Thomas McDowell, PA; AIC  Architectural Conservator

THE WYCK HOUSE  - Philadelphia, PA - Client: The Wyck Association, Jeff Groff, Director - Award Winner   

One of the candidates vying for the title of the oldest house in Philadelphia – Thomas McDowell provided project management for the conservation of all exterior woodwork, early renders/stucco and miscellaneous masonry. Funding was from the Getty Conservancy, The Pew Charitable Trust and the State of Pennsylvania. A key element of this project was to hire and train local craftspeople by having them work with the conservators. We located, hired and developed the project crew and participated in their training. We were also responsible for budgeting, daily project administration, acquisition of materials, project accounting and expedited the development of the necessary conservation methodologies.  

During this project in 1994, the earliest significant revival in the US of the use of quicklime to produce pure lime putty mortars and renders took place. All mortars and renders were designed using the historic aggregate from a nearby river and quick lime from local limestone. The liquid from the slaking of the hot lime was used for consolidation of friable renders. Each day for many weeks the water was removed from the top of the recently slaked quick lime and misted on all decayed early stucco surfaces. A remarkable improvement was noted after a month of this treatment. This same lime putty, made by slaking “hot lime” on site was the basis for the white wash that was reapplied to all rendered surfaces.  

After a thorough paint analysis and documentation by Morgan Phillips, leaving representative “records” of the stratigraphy in discreet locations, all historic lead paint was removed from early exterior woodwork, cornice, sash, shutters and doors to allow for the conservation, consolidation and 
repainting of all exterior woodwork. Through the use of epoxy consolidation and rebuilding techniques, developed by Morgan Phillips, all     
original exterior woodwork – most deriving from the first half of the 18th century – was retained. There are many successful conservators, preservationists and preservation craftsmen/contractors who “graduated” through the doors of the Wyck project.

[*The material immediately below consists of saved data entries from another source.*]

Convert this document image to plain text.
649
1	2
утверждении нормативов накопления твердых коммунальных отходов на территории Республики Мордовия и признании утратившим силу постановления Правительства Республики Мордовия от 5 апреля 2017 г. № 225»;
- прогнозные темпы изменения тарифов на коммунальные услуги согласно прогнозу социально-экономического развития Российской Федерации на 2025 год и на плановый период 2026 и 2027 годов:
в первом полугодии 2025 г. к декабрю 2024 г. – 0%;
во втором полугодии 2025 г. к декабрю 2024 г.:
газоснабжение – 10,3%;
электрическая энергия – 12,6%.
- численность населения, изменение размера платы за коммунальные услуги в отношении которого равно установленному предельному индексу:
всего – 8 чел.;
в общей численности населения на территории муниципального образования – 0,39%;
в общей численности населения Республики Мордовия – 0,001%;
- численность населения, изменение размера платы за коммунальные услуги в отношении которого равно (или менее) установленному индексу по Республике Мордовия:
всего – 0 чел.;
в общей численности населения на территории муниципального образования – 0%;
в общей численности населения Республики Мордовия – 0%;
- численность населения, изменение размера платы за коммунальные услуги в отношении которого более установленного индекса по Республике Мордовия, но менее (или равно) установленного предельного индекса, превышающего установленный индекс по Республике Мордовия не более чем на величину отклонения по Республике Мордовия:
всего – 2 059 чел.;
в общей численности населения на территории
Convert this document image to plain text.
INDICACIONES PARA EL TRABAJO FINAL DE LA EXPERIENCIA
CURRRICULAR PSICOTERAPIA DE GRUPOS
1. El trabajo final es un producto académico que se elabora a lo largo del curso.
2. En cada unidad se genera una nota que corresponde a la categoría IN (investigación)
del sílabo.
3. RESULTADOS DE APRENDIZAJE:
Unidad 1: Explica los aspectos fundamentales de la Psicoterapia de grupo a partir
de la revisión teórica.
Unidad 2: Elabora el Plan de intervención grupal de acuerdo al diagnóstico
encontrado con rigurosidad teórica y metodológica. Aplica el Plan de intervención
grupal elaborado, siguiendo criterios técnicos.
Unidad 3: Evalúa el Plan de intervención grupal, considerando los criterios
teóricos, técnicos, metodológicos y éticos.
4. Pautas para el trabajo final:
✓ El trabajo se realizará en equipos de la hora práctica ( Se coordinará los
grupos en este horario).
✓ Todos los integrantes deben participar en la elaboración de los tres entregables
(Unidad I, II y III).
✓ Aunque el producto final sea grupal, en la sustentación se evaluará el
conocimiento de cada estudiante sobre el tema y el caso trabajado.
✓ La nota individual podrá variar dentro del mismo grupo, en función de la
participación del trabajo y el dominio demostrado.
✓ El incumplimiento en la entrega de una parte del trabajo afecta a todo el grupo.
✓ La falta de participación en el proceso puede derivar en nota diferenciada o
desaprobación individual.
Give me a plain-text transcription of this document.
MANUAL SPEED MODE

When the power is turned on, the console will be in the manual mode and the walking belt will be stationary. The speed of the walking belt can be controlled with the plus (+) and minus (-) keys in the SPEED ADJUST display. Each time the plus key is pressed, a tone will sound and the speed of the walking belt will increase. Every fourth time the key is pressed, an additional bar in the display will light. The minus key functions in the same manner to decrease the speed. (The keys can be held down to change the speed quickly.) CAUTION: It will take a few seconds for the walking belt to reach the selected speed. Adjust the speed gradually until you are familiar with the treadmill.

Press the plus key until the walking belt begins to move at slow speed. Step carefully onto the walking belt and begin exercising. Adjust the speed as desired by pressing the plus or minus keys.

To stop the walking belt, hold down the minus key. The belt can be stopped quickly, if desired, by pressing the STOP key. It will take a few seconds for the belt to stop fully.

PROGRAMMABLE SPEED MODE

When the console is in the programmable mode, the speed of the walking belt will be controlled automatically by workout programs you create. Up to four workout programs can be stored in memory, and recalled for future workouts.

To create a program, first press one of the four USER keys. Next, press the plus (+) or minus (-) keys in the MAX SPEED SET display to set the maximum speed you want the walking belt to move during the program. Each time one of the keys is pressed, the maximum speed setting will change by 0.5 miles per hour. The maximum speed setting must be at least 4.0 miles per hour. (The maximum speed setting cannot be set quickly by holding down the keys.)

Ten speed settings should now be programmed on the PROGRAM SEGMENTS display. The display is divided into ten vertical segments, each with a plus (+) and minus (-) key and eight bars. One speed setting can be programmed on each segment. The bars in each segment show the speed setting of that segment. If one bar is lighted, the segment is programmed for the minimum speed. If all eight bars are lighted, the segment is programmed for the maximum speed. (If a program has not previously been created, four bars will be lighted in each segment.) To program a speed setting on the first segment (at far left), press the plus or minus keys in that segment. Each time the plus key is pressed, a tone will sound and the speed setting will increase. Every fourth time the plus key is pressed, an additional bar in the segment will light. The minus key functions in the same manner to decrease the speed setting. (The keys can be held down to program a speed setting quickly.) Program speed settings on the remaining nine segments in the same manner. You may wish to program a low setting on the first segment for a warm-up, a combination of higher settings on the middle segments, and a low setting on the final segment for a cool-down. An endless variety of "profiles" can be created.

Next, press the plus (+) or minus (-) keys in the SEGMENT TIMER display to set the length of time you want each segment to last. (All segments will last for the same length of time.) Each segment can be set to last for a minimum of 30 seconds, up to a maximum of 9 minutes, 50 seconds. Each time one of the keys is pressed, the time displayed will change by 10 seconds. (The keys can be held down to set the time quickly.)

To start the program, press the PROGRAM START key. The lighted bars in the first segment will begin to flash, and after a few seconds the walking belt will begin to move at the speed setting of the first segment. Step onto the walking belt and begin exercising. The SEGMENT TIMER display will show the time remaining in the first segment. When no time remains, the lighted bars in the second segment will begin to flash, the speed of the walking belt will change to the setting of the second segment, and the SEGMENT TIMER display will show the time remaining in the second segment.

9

Preservation Projects - Homes and House Museums
THE FARNSLEY KAUFMANN HOUSE - Louisville, Kentucky    

As the Preservation Consultant Thomas McDowell has assisted the FK House Committee from its inception in unraveling the construction chronology, producing existing conditions surveys, budgeting, preservation planning and the architectural conservation of the fragile surviving materials in the existing 1812 log and 1830's brick structure. Stabilization efforts included insertion of a steel armature hidden behind finishes and siding. Using state of the art paint analysis techniques provided by conservation scientists combined with both above ground and traditional archeological procedures I supervised and implemented the initial stages in the compilation of an Historic Structures Report now being produced by the Masters Degree Program in Historic Preservation in the College of Architecture at the University of Kentucky. Serving to support both local Middle School history classes and graduate preservation students, this project has been a hands on experience for Kentucky students of all ages. 

LIBERTY HALL - Frankfort, KY -   Client: The Colonial Dames

Built in 1796 for the Honorable John Brown, Liberty Hall was experiencing accelerated deterioration of masonry substrates through moisture intrusion. I provided moisture infiltration analysis to identify the sources of infiltration and furnished corrective recommendations. RGI also provided project management and design services to reconstruct the original kitchen gable end including flues and chimney to allow a program of hearth cooking demonstrations. This house possessed the finest remaining 18th century limestone entry stair in Kentucky but was deteriorating from two centuries of moisture intrusion, ground subsidence and frost jacking. Masterfully fabricated by 18th century stone cutters, the entire stair had been carved from the Kentucky Marble (the Tyrone member of the High Bridge Group), the original stair was dismantled, foundations poured and the original stair components cleaned and reset during the repairs.